Наверняка он все еще в палате, набирается сил. Я надеюсь, что он набрался их достаточно, чтобы идти, а еще лучше – бежать. И просто отлично, если он сможет держать в руках пистолет.
Искусственное солнце, продолжая свой ежедневный цикл по кристальной крыше, склоняется к закату. Угасающий золотистый свет отбрасывает длинные тени на землю, ветви отражаются на пустом полу. Я пользуюсь этим преимуществом, проскальзывая по самым темным местам, пока добираюсь до лазарета. Никем не замеченная.

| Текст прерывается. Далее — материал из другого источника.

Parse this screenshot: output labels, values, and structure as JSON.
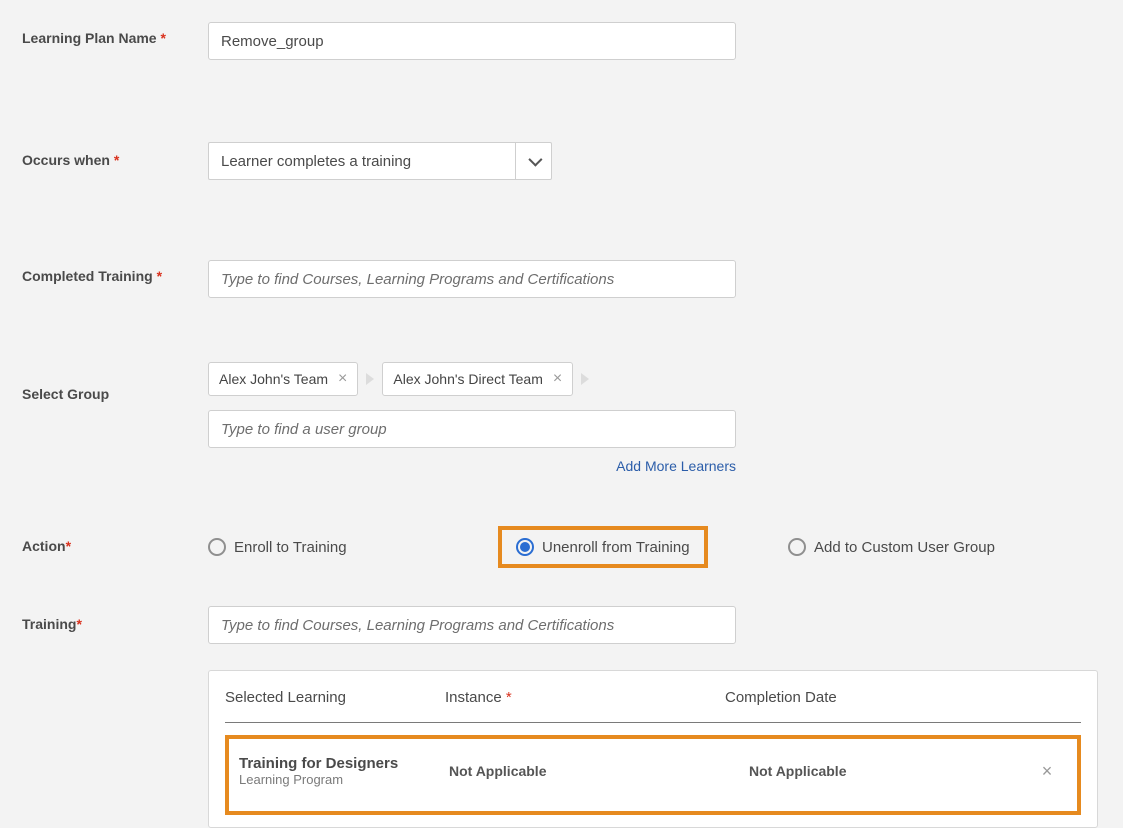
{
  "labels": {
    "learningPlanName": "Learning Plan Name",
    "occursWhen": "Occurs when",
    "completedTraining": "Completed Training",
    "selectGroup": "Select Group",
    "action": "Action",
    "training": "Training"
  },
  "fields": {
    "planName": "Remove_group",
    "occursWhenValue": "Learner completes a training",
    "completedTrainingPlaceholder": "Type to find Courses, Learning Programs and Certifications",
    "groupSearchPlaceholder": "Type to find a user group",
    "trainingPlaceholder": "Type to find Courses, Learning Programs and Certifications"
  },
  "groups": [
    {
      "label": "Alex John's Team"
    },
    {
      "label": "Alex John's Direct Team"
    }
  ],
  "addMoreLearners": "Add More Learners",
  "actions": {
    "enroll": "Enroll to Training",
    "unenroll": "Unenroll from Training",
    "addToGroup": "Add to Custom User Group",
    "selected": "unenroll"
  },
  "table": {
    "headers": {
      "selectedLearning": "Selected Learning",
      "instance": "Instance",
      "completionDate": "Completion Date"
    },
    "row": {
      "title": "Training for Designers",
      "subtitle": "Learning Program",
      "instance": "Not Applicable",
      "completion": "Not Applicable"
    }
  }
}
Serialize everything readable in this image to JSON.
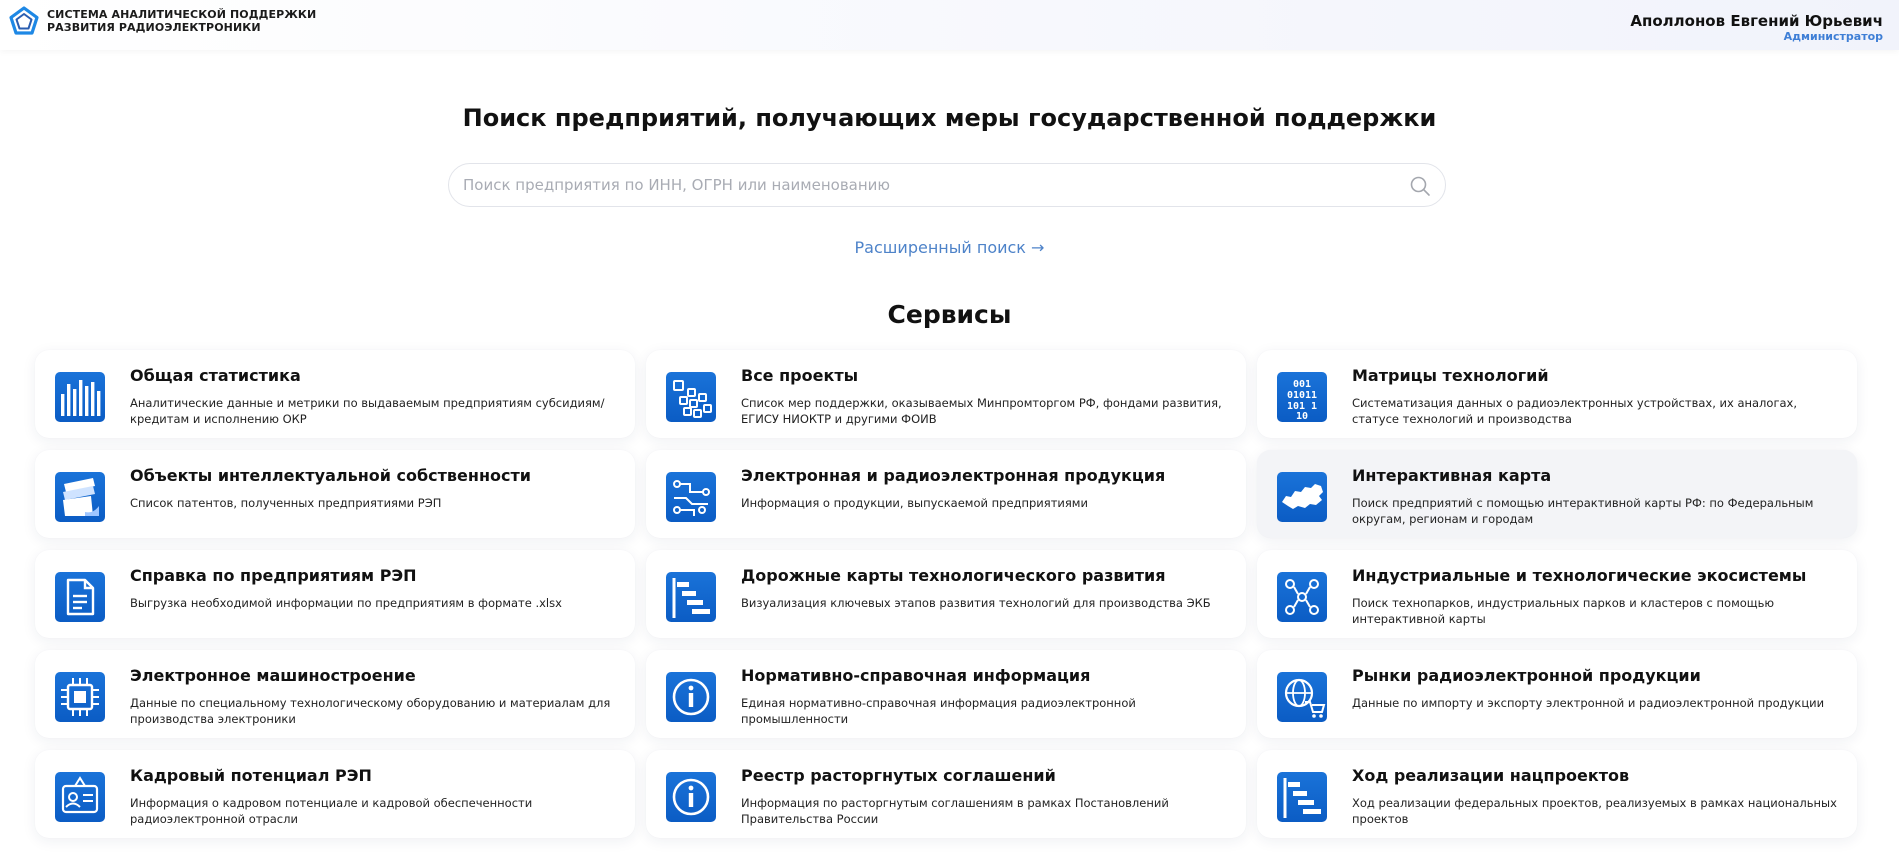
{
  "header": {
    "logo_line1": "СИСТЕМА АНАЛИТИЧЕСКОЙ ПОДДЕРЖКИ",
    "logo_line2": "РАЗВИТИЯ РАДИОЭЛЕКТРОНИКИ",
    "user_name": "Аполлонов Евгений Юрьевич",
    "user_role": "Администратор"
  },
  "main": {
    "title": "Поиск предприятий, получающих меры государственной поддержки",
    "search_placeholder": "Поиск предприятия по ИНН, ОГРН или наименованию",
    "search_value": "",
    "advanced_search": "Расширенный поиск →",
    "services_title": "Сервисы"
  },
  "colors": {
    "accent": "#4e83c9",
    "icon_blue": "#1a73d9",
    "icon_dark": "#0b5cc4"
  },
  "services": [
    {
      "title": "Общая статистика",
      "desc": "Аналитические данные и метрики по выдаваемым предприятиям субсидиям/ кредитам и исполнению ОКР",
      "icon": "bar-chart-icon"
    },
    {
      "title": "Все проекты",
      "desc": "Список мер поддержки, оказываемых Минпромторгом РФ, фондами развития, ЕГИСУ НИОКТР и другими ФОИВ",
      "icon": "grid-blocks-icon"
    },
    {
      "title": "Матрицы технологий",
      "desc": "Систематизация данных о радиоэлектронных устройствах, их аналогах, статусе технологий и производства",
      "icon": "binary-matrix-icon"
    },
    {
      "title": "Объекты интеллектуальной собственности",
      "desc": "Список патентов, полученных предприятиями РЭП",
      "icon": "documents-stack-icon"
    },
    {
      "title": "Электронная и радиоэлектронная продукция",
      "desc": "Информация о продукции, выпускаемой предприятиями",
      "icon": "circuit-icon"
    },
    {
      "title": "Интерактивная карта",
      "desc": "Поиск предприятий с помощью интерактивной карты РФ: по Федеральным округам, регионам и городам",
      "icon": "russia-map-icon"
    },
    {
      "title": "Справка по предприятиям РЭП",
      "desc": "Выгрузка необходимой информации по предприятиям в формате .xlsx",
      "icon": "document-icon"
    },
    {
      "title": "Дорожные карты технологического развития",
      "desc": "Визуализация ключевых этапов развития технологий для производства ЭКБ",
      "icon": "gantt-icon"
    },
    {
      "title": "Индустриальные и технологические экосистемы",
      "desc": "Поиск технопарков, индустриальных парков и кластеров с помощью интерактивной карты",
      "icon": "network-people-icon"
    },
    {
      "title": "Электронное машиностроение",
      "desc": "Данные по специальному технологическому оборудованию и материалам для производства электроники",
      "icon": "chip-icon"
    },
    {
      "title": "Нормативно-справочная информация",
      "desc": "Единая нормативно-справочная информация радиоэлектронной промышленности",
      "icon": "info-icon"
    },
    {
      "title": "Рынки радиоэлектронной продукции",
      "desc": "Данные по импорту и экспорту электронной и радиоэлектронной продукции",
      "icon": "globe-cart-icon"
    },
    {
      "title": "Кадровый потенциал РЭП",
      "desc": "Информация о кадровом потенциале и кадровой обеспеченности радиоэлектронной отрасли",
      "icon": "id-badge-icon"
    },
    {
      "title": "Реестр расторгнутых соглашений",
      "desc": "Информация по расторгнутым соглашениям в рамках Постановлений Правительства России",
      "icon": "info-icon"
    },
    {
      "title": "Ход реализации нацпроектов",
      "desc": "Ход реализации федеральных проектов, реализуемых в рамках национальных проектов",
      "icon": "gantt-icon"
    }
  ]
}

Я толкаю дверь и вижу… пустую комнату.
Его схватили? Или у него хватило сил, чтобы сбежать? Кровать, на которой он, скорее всего, лежал, скомкана, простыни отброшены в сторону. На подушке пятно крови. Это следы после трахеотомии или новой раны? Я обыскиваю комнату в поиске других улик, но ничего не нахожу, кроме нескольких кроватей, которые, похоже, покидали в спешке.
Я в растерянности! Отправиться на его поиски, рискуя быть схваченной? Рискнуть и оставить детей одних под деревом? Они отважны, и у них хватит сил, но что они будут делать совсем одни, если за ними никто не придет?
Когда я направляюсь к двери, все еще в замешательстве, за меня решение принимают зеленорубашечники. Я слышу, как несколько появляются за дверью, топая тяжелыми ботинками.
– Ты видел их глаза? Ужас, правда?
– Противоестественные, – говорит другой. – Как будто они и не люди вовсе.
Слышится топот еще одной пары ботинок, и я решаюсь выглянуть сквозь трещину в двери.